Background: Multifunctional two-photon laser scanning microscopy provides attractive advantages over conventional two-photon laser scanning microscopy. For the first time, simultaneous measurement of the second harmonic generation (SHG) signals in the forward and backward directions and two photon excitation fluorescence were achieved from the deep shade plant Selaginella erythropus.

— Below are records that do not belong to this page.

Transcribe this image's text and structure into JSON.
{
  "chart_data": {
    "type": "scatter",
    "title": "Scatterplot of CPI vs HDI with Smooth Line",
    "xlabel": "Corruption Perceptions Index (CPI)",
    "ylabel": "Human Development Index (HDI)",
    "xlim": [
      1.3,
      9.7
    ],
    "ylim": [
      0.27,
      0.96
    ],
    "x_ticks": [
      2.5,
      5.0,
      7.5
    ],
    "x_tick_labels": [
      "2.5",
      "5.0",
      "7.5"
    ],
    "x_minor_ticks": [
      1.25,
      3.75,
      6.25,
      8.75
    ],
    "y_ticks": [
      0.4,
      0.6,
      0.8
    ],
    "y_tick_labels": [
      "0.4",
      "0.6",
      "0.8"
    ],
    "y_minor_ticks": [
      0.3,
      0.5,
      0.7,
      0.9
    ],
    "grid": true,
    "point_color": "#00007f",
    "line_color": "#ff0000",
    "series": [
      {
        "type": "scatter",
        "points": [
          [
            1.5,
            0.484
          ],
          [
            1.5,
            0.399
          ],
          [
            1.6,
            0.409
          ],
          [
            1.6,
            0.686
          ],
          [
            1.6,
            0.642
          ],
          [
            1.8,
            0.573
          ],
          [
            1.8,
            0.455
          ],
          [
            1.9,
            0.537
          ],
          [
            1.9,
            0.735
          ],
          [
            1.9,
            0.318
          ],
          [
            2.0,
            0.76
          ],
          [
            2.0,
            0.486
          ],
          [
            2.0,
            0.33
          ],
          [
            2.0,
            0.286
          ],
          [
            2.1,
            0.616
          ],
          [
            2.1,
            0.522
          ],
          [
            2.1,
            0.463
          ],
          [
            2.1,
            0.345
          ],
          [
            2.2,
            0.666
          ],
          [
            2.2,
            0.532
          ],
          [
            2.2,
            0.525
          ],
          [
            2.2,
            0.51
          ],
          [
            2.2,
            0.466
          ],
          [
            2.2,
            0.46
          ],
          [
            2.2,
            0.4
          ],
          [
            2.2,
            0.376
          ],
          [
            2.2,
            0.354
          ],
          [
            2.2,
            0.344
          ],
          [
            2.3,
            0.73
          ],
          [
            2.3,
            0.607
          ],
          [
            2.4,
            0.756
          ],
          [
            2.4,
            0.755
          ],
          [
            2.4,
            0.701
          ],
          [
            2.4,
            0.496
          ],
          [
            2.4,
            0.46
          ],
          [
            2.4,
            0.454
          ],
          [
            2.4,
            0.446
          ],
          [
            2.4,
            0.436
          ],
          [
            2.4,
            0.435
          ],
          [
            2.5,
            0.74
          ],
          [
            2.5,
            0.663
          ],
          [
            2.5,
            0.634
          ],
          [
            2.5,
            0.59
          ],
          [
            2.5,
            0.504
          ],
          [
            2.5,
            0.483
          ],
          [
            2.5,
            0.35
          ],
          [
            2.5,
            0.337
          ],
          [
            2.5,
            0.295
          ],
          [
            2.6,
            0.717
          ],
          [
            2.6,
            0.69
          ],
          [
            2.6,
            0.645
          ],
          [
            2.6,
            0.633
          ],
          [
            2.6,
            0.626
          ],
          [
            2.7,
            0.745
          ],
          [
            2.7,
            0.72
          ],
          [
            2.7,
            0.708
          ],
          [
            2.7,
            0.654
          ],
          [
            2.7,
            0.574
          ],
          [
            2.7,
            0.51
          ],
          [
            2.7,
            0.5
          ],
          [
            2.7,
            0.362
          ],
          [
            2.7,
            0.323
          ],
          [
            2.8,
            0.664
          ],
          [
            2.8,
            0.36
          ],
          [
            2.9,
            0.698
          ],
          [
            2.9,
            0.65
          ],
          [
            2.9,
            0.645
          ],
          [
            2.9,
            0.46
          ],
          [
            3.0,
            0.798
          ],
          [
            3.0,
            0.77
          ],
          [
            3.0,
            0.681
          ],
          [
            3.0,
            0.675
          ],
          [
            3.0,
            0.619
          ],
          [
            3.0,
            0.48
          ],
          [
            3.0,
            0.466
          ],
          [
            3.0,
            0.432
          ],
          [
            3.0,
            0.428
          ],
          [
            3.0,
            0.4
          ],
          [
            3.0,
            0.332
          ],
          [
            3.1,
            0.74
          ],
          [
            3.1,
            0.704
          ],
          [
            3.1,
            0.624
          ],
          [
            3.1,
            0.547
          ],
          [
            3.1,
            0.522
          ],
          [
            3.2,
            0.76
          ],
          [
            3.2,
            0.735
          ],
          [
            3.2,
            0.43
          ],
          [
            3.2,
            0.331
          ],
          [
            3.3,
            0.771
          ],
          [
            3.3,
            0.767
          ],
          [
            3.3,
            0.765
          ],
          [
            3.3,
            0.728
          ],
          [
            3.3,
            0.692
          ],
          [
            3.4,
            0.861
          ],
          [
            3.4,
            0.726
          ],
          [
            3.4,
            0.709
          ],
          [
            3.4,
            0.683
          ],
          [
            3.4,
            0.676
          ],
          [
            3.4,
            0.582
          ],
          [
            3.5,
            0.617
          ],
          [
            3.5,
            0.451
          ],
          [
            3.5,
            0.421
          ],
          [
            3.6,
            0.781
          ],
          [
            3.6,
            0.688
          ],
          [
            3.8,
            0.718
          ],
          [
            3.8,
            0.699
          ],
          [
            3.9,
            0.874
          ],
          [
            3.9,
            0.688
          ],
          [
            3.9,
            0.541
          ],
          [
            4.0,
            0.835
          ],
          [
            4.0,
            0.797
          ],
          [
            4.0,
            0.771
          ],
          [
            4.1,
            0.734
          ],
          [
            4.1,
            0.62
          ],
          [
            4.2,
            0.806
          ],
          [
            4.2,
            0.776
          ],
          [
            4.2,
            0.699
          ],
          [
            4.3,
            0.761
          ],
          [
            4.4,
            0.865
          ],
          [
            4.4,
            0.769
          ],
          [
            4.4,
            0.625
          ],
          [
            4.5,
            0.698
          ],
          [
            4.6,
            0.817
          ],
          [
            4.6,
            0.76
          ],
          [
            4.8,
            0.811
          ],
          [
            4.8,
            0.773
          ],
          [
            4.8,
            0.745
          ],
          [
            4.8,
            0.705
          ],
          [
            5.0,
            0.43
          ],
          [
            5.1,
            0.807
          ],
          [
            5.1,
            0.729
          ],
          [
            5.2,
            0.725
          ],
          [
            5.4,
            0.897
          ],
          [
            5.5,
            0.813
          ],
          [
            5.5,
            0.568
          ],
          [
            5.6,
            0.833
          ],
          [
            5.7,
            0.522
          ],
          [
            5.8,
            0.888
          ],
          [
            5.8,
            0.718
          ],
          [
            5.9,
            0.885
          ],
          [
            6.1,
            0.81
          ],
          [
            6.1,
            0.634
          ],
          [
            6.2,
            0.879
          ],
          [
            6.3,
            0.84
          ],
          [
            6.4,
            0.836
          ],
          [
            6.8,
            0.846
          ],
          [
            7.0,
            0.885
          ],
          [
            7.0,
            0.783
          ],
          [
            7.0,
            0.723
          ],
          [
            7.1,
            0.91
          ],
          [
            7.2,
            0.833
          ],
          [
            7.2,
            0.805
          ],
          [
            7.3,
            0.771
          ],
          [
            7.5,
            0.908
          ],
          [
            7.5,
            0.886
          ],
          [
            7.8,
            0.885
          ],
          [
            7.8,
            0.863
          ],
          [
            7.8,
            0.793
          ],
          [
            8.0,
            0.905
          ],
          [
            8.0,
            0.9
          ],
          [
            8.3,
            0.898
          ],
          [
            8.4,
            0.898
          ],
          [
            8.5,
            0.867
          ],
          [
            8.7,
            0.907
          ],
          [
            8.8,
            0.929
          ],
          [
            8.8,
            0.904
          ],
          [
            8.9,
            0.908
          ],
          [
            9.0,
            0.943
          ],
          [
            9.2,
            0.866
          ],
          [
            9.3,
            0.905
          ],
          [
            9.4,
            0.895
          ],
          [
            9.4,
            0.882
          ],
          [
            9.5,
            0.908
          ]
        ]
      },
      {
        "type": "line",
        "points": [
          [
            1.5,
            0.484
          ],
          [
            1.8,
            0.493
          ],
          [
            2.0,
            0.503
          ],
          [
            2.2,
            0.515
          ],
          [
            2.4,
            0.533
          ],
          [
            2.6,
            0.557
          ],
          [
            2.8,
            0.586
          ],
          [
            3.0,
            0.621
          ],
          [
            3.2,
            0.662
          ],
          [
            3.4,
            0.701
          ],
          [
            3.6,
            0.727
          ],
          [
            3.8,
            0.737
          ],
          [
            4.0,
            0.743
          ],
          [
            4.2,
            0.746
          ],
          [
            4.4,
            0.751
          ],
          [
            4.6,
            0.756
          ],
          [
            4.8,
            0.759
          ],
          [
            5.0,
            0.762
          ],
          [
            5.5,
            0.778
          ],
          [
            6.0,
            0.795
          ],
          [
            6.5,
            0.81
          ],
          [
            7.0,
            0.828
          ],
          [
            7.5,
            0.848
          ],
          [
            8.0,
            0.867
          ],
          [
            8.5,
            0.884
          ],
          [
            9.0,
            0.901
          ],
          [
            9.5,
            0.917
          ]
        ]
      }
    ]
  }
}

Results: These measurements show that the S. erythropus leaves produce high SHG signals in both directions and the SHG signals strongly depend on the laser's status of polarization and the orientation of the dipole moment in the molecules that interact with the laser light. The novelty of this work is (1) uncovering the unusual structure of S. erythropus leaves, including diverse chloroplasts, various cell types and micromophology, which are consistent with observations from general electron microscopy; and (2) using the multifunctional two-photon laser scanning microscopy by combining three platforms of laser scanning microscopy, fluorescence microscopy, harmonic generation microscopy and polarizing microscopy for detecting the SHG signals in the forward and backward directions, as well as two photon excitation fluorescence.

Conclusions: With the multifunctional two-photon laser scanning microscopy, one can use noninvasive SHG imaging to reveal the true architecture of the sample, without photodamage or photobleaching, by utilizing the fact that the SHG is known to leave no energy deposition on the interacting matter because of the SHG virtual energy conservation characteristic.